Step 10: ACABQ reviews the draft biennial work programme and budget and provides its report to the Governing Council of UN-Habitat.
Step 11: The Governing Council of UN-Habitat approves the proposed biennial work programme and budget before final approval by the General Assembly.
15 This Handbook does not cover the resource component. It focuses on the programmatic aspects of the work programme and budget.
16 A/53/500 of 15 October 1998 – Office of Programme Planning Budget and Account
The annual work plan (AWP) is an internal document used to track and monitor progress in implementing the biennial work programme and budget. It is not subjected to the approval of intergovernmental bodies. The AWP is a very important tool for UN-Habitat as it also supports the resource mobilization strategy.
The annual work plan provides detailed output delivery planning and sets out what will be accomplished during each year of the biennium, and by each of each of the branches and regional offices.
It breaks down the biennial work programme and budget into two distinct annual plans, which helps to strengthen UN-Habitat’s implementation arrangements, plan resources, support monitoring and reporting, and have better control of activities. The AWP is UN-habitat operating plan and constitutes the last layer of planning at corporate level.
From the UN-Habitat annual work plan, individual offices (e.g. branches, regional offices, etc.) can extract their own annual work plan, which can also be translated into staff work plans.
Figure 23: Preparation of the annual workplan
The preparation of the AWP follows the approval of the work programme and budget. Outputs must be delivered within the biennium. The AWP contains:
- The expected accomplishments and indicators of achievements (taken from the WP&B);
- Sub-expected accomplishments (taken from results framework of the six-year strategic plan or from inputs to the preparation of WP&B);
- Approved work programme outputs (taken from the WP&B);
- Number of planned outputs for the whole biennium (taken from the WP&B);
- Number of planned outputs for the year being considered (to be provided by responsible offices and officers);
- Beneficiaries (to be provided by responsible offices and officers);
- Location where the output will be delivered (to be provided by responsible offices and officers);
- Responsible office and officer (taken from inputs to the preparation of WP&B, and to be reviewed and confirmed by responsible offices and officers);
- Internal and external partners, if any (to be provided by responsible offices and officers);
- Priority level (taken from the WP&B; each output is assigned a priority level ranging from 1 to 3 during the preparation of the WP&B);
- Funding needed to deliver the output (to be provided by responsible offices and officers); and
- Percentage of funding available (to be provided by responsible offices and officers).
Where possible, details on the projects or programmes through which various outputs are to be delivered should be provided.

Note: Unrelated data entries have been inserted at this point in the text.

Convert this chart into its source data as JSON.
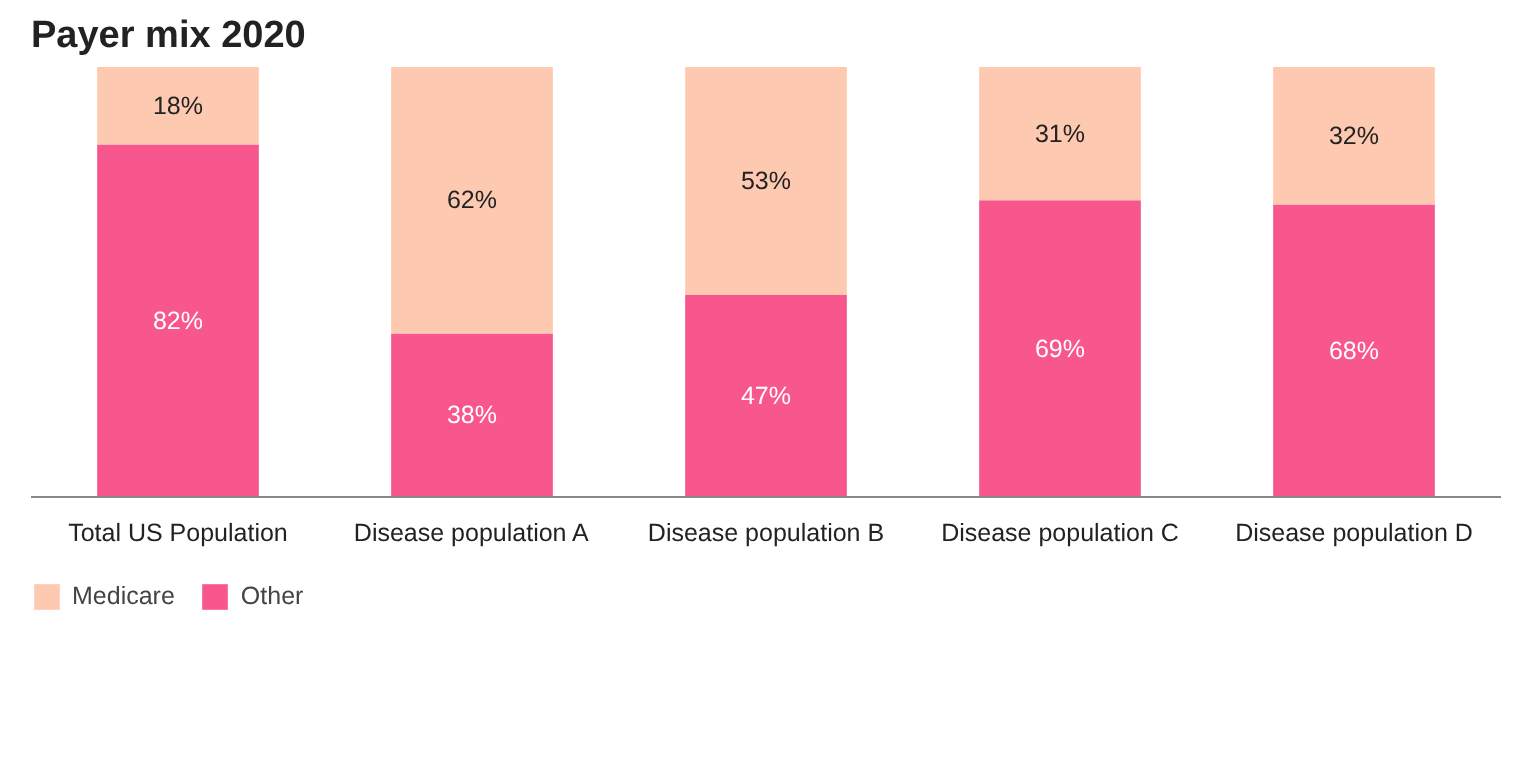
{
  "chart_data": {
    "type": "bar",
    "title": "Payer mix 2020",
    "stacked": true,
    "legend": "bottom",
    "grid": false,
    "categories": [
      "Total US Population",
      "Disease population A",
      "Disease population B",
      "Disease population C",
      "Disease population D"
    ],
    "series": [
      {
        "name": "Other",
        "color": "#f7578c",
        "values": [
          82,
          38,
          47,
          69,
          68
        ],
        "value_labels": [
          "82%",
          "38%",
          "47%",
          "69%",
          "68%"
        ]
      },
      {
        "name": "Medicare",
        "color": "#fdc9b0",
        "values": [
          18,
          62,
          53,
          31,
          32
        ],
        "value_labels": [
          "18%",
          "62%",
          "53%",
          "31%",
          "32%"
        ]
      }
    ]
  }
}
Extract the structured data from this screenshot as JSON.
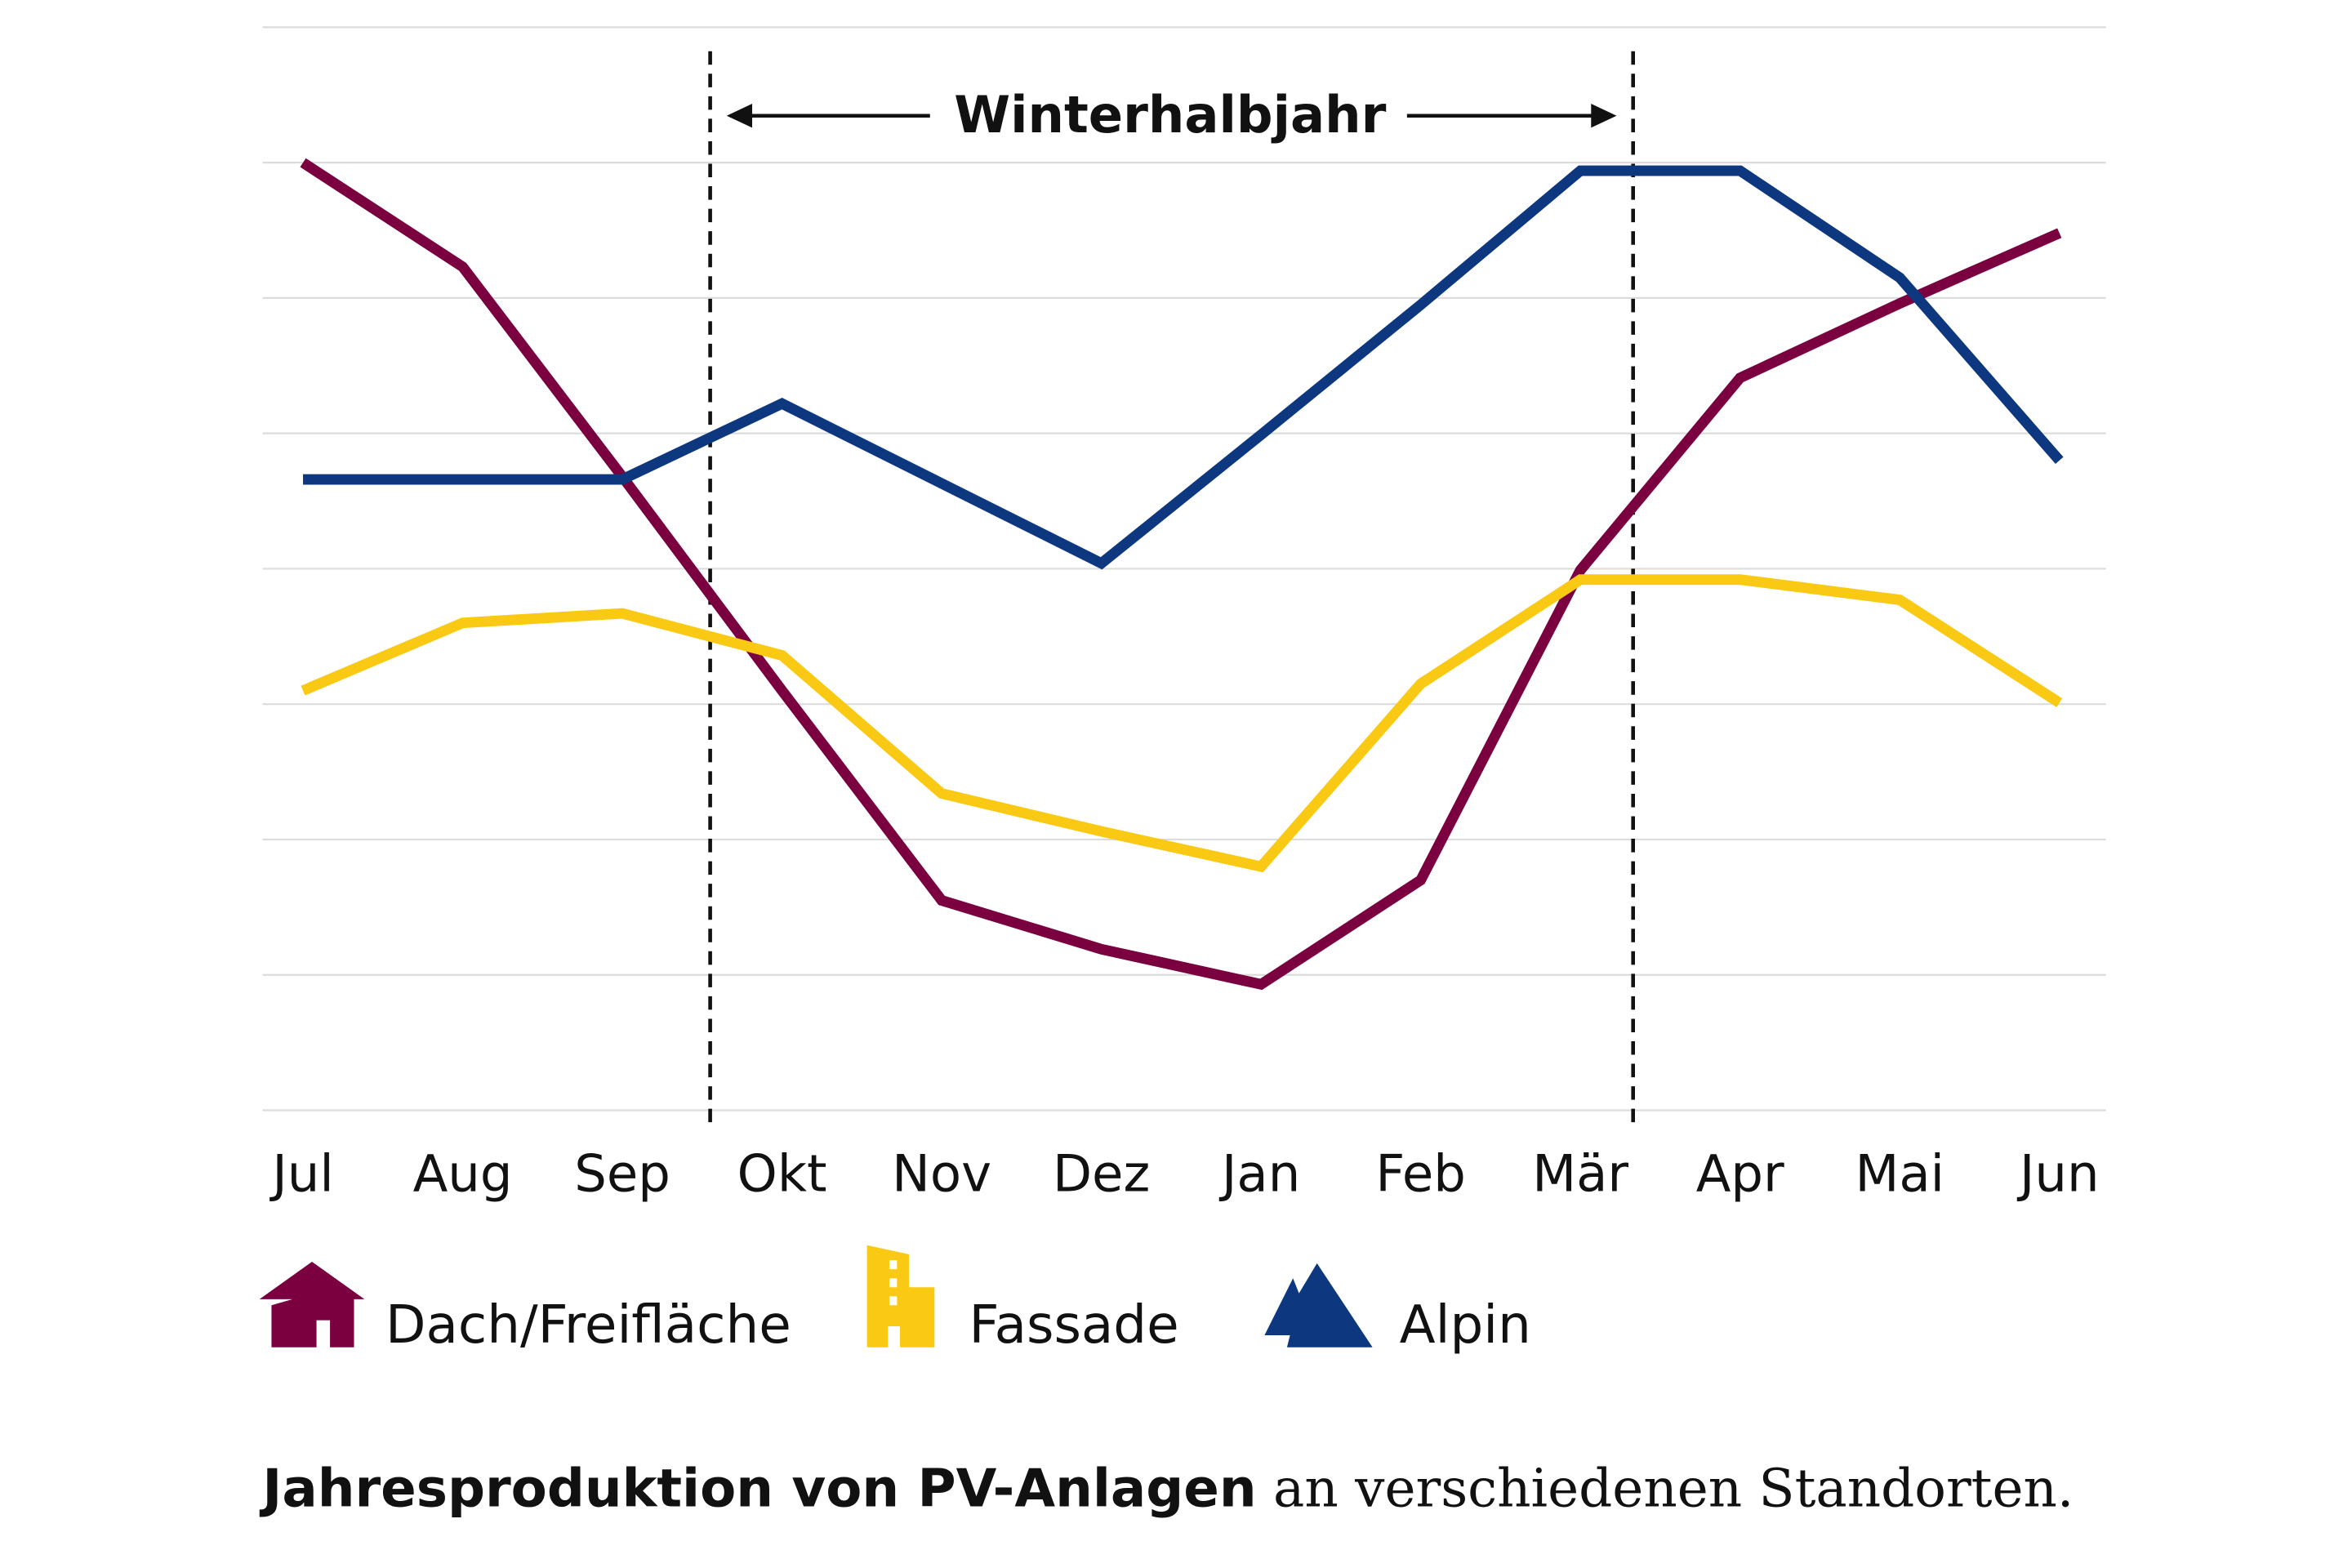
{
  "chart_data": {
    "type": "line",
    "title": "",
    "xlabel": "",
    "ylabel": "",
    "categories": [
      "Jul",
      "Aug",
      "Sep",
      "Okt",
      "Nov",
      "Dez",
      "Jan",
      "Feb",
      "Mär",
      "Apr",
      "Mai",
      "Jun"
    ],
    "ylim": [
      0,
      8
    ],
    "y_tick_labels_shown": false,
    "grid": "horizontal",
    "series": [
      {
        "name": "Dach/Freifläche",
        "color": "#7a0040",
        "icon": "house-icon",
        "values": [
          7.0,
          6.23,
          4.68,
          3.1,
          1.55,
          1.19,
          0.93,
          1.7,
          3.99,
          5.41,
          5.96,
          6.48
        ]
      },
      {
        "name": "Fassade",
        "color": "#f9c914",
        "icon": "building-icon",
        "values": [
          3.1,
          3.6,
          3.67,
          3.36,
          2.34,
          2.06,
          1.8,
          3.15,
          3.92,
          3.92,
          3.77,
          3.01
        ]
      },
      {
        "name": "Alpin",
        "color": "#0d3880",
        "icon": "mountain-icon",
        "values": [
          4.66,
          4.66,
          4.66,
          5.22,
          4.63,
          4.04,
          4.99,
          5.95,
          6.94,
          6.94,
          6.15,
          4.8
        ]
      }
    ],
    "annotation": {
      "label": "Winterhalbjahr",
      "start_month_index": 2.55,
      "end_month_index": 8.33
    },
    "legend_placement": "bottom",
    "caption": {
      "bold": "Jahresproduktion von PV-Anlagen",
      "regular": " an verschiedenen Standorten."
    }
  }
}
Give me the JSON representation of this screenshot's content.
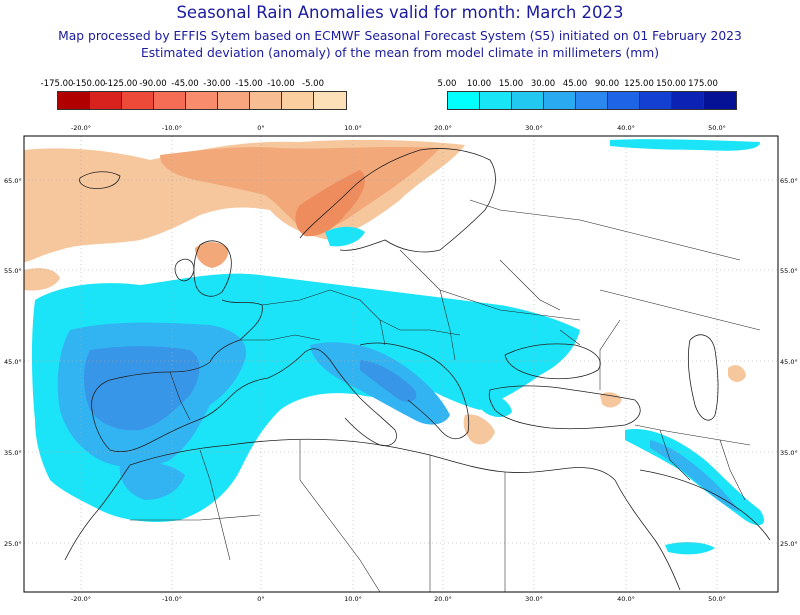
{
  "header": {
    "title": "Seasonal Rain Anomalies valid for month: March 2023",
    "subtitle1": "Map processed by EFFIS Sytem based on ECMWF Seasonal Forecast System (S5) initiated on 01 February 2023",
    "subtitle2": "Estimated deviation (anomaly) of the mean from model climate in millimeters (mm)"
  },
  "legend_negative": {
    "ticks": [
      "-175.00",
      "-150.00",
      "-125.00",
      "-90.00",
      "-45.00",
      "-30.00",
      "-15.00",
      "-10.00",
      "-5.00"
    ],
    "colors": [
      "#b00000",
      "#d8221e",
      "#ee4a3a",
      "#f56d55",
      "#f88c6c",
      "#f8a680",
      "#f8bd93",
      "#fbcf9f",
      "#fde0b8"
    ]
  },
  "legend_positive": {
    "ticks": [
      "5.00",
      "10.00",
      "15.00",
      "30.00",
      "45.00",
      "90.00",
      "125.00",
      "150.00",
      "175.00"
    ],
    "colors": [
      "#00ffff",
      "#18e6f6",
      "#22c8f0",
      "#2aaaf0",
      "#2a88f0",
      "#1e64e6",
      "#1440d2",
      "#0c22b4",
      "#061296"
    ]
  },
  "map": {
    "lon_labels": [
      "-20.0°",
      "-10.0°",
      "0°",
      "10.0°",
      "20.0°",
      "30.0°",
      "40.0°",
      "50.0°"
    ],
    "lat_labels": [
      "65.0°",
      "55.0°",
      "45.0°",
      "35.0°",
      "25.0°"
    ],
    "colors": {
      "land": "#ffffff",
      "border": "#222222",
      "grid": "#aaaaaa",
      "dry_light": "#f6c69c",
      "dry_mid": "#f2a878",
      "dry_dark": "#ee8c5e",
      "wet_light": "#1ce4f8",
      "wet_mid": "#32b4f2",
      "wet_dark": "#3896e8",
      "wet_deep": "#2f6fd6"
    }
  }
}
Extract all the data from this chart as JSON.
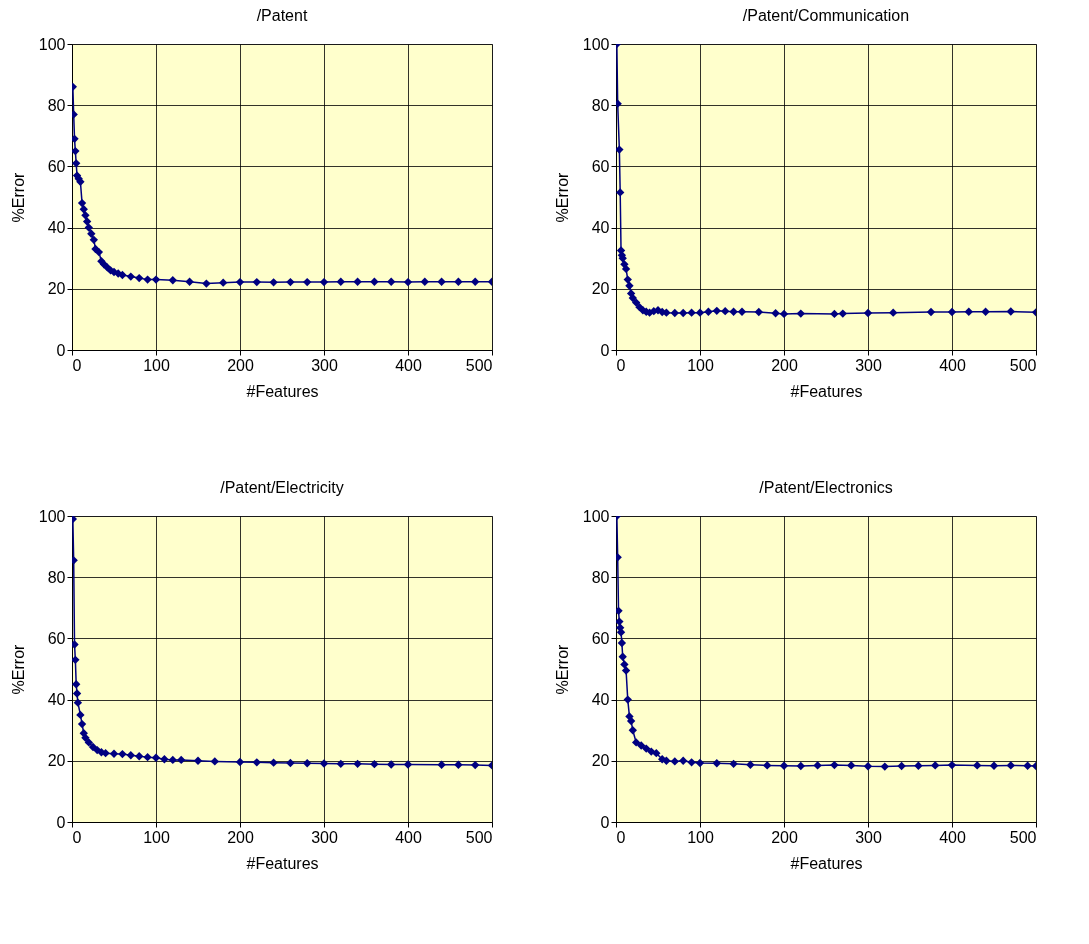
{
  "chart_data": [
    {
      "type": "line",
      "title": "/Patent",
      "xlabel": "#Features",
      "ylabel": "%Error",
      "x": [
        1,
        2,
        3,
        4,
        5,
        6,
        8,
        10,
        12,
        14,
        16,
        18,
        20,
        23,
        26,
        28,
        32,
        35,
        38,
        42,
        46,
        50,
        55,
        60,
        70,
        80,
        90,
        100,
        120,
        140,
        160,
        180,
        200,
        220,
        240,
        260,
        280,
        300,
        320,
        340,
        360,
        380,
        400,
        420,
        440,
        460,
        480,
        500
      ],
      "series": [
        {
          "color": "#000080",
          "values": [
            86,
            77,
            69,
            65,
            61,
            57,
            56,
            55,
            48,
            46,
            44,
            42,
            40,
            38,
            36,
            33,
            32,
            29,
            28,
            27,
            26,
            25.5,
            25,
            24.5,
            24,
            23.5,
            23,
            23,
            22.8,
            22.3,
            21.7,
            22,
            22.2,
            22.2,
            22.1,
            22.2,
            22.2,
            22.2,
            22.3,
            22.3,
            22.3,
            22.3,
            22.2,
            22.3,
            22.3,
            22.3,
            22.3,
            22.3
          ]
        }
      ],
      "xlim": [
        0,
        500
      ],
      "xticks": [
        0,
        100,
        200,
        300,
        400,
        500
      ],
      "ylim": [
        0,
        100
      ],
      "yticks": [
        0,
        20,
        40,
        60,
        80,
        100
      ],
      "grid": true,
      "marker": "diamond",
      "line_style": "solid"
    },
    {
      "type": "line",
      "title": "/Patent/Communication",
      "xlabel": "#Features",
      "ylabel": "%Error",
      "x": [
        1,
        2,
        4,
        5,
        6,
        7,
        8,
        10,
        12,
        14,
        16,
        18,
        20,
        24,
        28,
        32,
        36,
        40,
        45,
        50,
        55,
        60,
        70,
        80,
        90,
        100,
        110,
        120,
        130,
        140,
        150,
        170,
        190,
        200,
        220,
        260,
        270,
        300,
        330,
        375,
        400,
        420,
        440,
        470,
        500
      ],
      "series": [
        {
          "color": "#000080",
          "values": [
            100,
            80.5,
            65.5,
            51.5,
            32.5,
            31,
            30,
            28,
            26.5,
            23,
            21,
            18.5,
            17,
            15.5,
            14,
            13,
            12.5,
            12.2,
            12.7,
            13,
            12.4,
            12.2,
            12.1,
            12.1,
            12.2,
            12.2,
            12.5,
            12.8,
            12.7,
            12.5,
            12.5,
            12.4,
            12,
            11.8,
            11.9,
            11.8,
            11.9,
            12.1,
            12.2,
            12.4,
            12.4,
            12.5,
            12.5,
            12.6,
            12.3
          ]
        }
      ],
      "xlim": [
        0,
        500
      ],
      "xticks": [
        0,
        100,
        200,
        300,
        400,
        500
      ],
      "ylim": [
        0,
        100
      ],
      "yticks": [
        0,
        20,
        40,
        60,
        80,
        100
      ],
      "grid": true,
      "marker": "diamond",
      "line_style": "solid"
    },
    {
      "type": "line",
      "title": "/Patent/Electricity",
      "xlabel": "#Features",
      "ylabel": "%Error",
      "x": [
        1,
        2,
        3,
        4,
        5,
        6,
        7,
        10,
        12,
        14,
        16,
        20,
        25,
        30,
        35,
        40,
        50,
        60,
        70,
        80,
        90,
        100,
        110,
        120,
        130,
        150,
        170,
        200,
        220,
        240,
        260,
        280,
        300,
        320,
        340,
        360,
        380,
        400,
        440,
        460,
        480,
        500
      ],
      "series": [
        {
          "color": "#000080",
          "values": [
            99,
            85.5,
            58,
            53,
            45,
            42,
            39,
            35,
            32,
            29,
            27.5,
            26,
            24.5,
            23.5,
            22.8,
            22.5,
            22.3,
            22.2,
            21.8,
            21.5,
            21.2,
            21,
            20.5,
            20.3,
            20.3,
            20,
            19.8,
            19.6,
            19.5,
            19.4,
            19.3,
            19.2,
            19.1,
            19,
            19,
            18.9,
            18.8,
            18.8,
            18.7,
            18.7,
            18.6,
            18.5
          ]
        }
      ],
      "xlim": [
        0,
        500
      ],
      "xticks": [
        0,
        100,
        200,
        300,
        400,
        500
      ],
      "ylim": [
        0,
        100
      ],
      "yticks": [
        0,
        20,
        40,
        60,
        80,
        100
      ],
      "grid": true,
      "marker": "diamond",
      "line_style": "solid"
    },
    {
      "type": "line",
      "title": "/Patent/Electronics",
      "xlabel": "#Features",
      "ylabel": "%Error",
      "x": [
        1,
        2,
        3,
        4,
        5,
        6,
        7,
        8,
        10,
        12,
        14,
        16,
        18,
        20,
        24,
        30,
        36,
        42,
        48,
        55,
        60,
        70,
        80,
        90,
        100,
        120,
        140,
        160,
        180,
        200,
        220,
        240,
        260,
        280,
        300,
        320,
        340,
        360,
        380,
        400,
        430,
        450,
        470,
        490,
        500
      ],
      "series": [
        {
          "color": "#000080",
          "values": [
            100,
            86.5,
            69,
            65.5,
            63.5,
            62,
            58.5,
            54,
            51.5,
            49.5,
            40,
            34.5,
            33,
            30,
            26,
            25,
            24,
            23,
            22.5,
            20.5,
            20,
            19.8,
            20,
            19.5,
            19.3,
            19.2,
            19,
            18.7,
            18.5,
            18.4,
            18.3,
            18.5,
            18.6,
            18.5,
            18.2,
            18.1,
            18.3,
            18.4,
            18.5,
            18.6,
            18.5,
            18.4,
            18.5,
            18.4,
            18.3
          ]
        }
      ],
      "xlim": [
        0,
        500
      ],
      "xticks": [
        0,
        100,
        200,
        300,
        400,
        500
      ],
      "ylim": [
        0,
        100
      ],
      "yticks": [
        0,
        20,
        40,
        60,
        80,
        100
      ],
      "grid": true,
      "marker": "diamond",
      "line_style": "solid"
    }
  ]
}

The Quality Assurance Unit and the Programme Division coordinate the preparation of the AWP based on inputs from Branches and Regional Offices.
Steps and responsibilities in preparing the annual work plan
Step 1: QAU prepares a template (see template in annex 4) that includes the elements above; it fills out the template using data from the biennial work programme and budget.
Step 2: QAU sends the templates to all offices with instructions on how to fill it out and complete the required information.
Step 3: Offices return the duly filled out templates to the QAU by the deadline.
Step 4: QAU engages offices to obtain additional data, as applicable.
Step 5: QAU finalizes and issues the AWP, which is then used (i) to extract each office’s own annual work plans; (ii) to extract staff work plans; and (iii) for monitoring and reporting.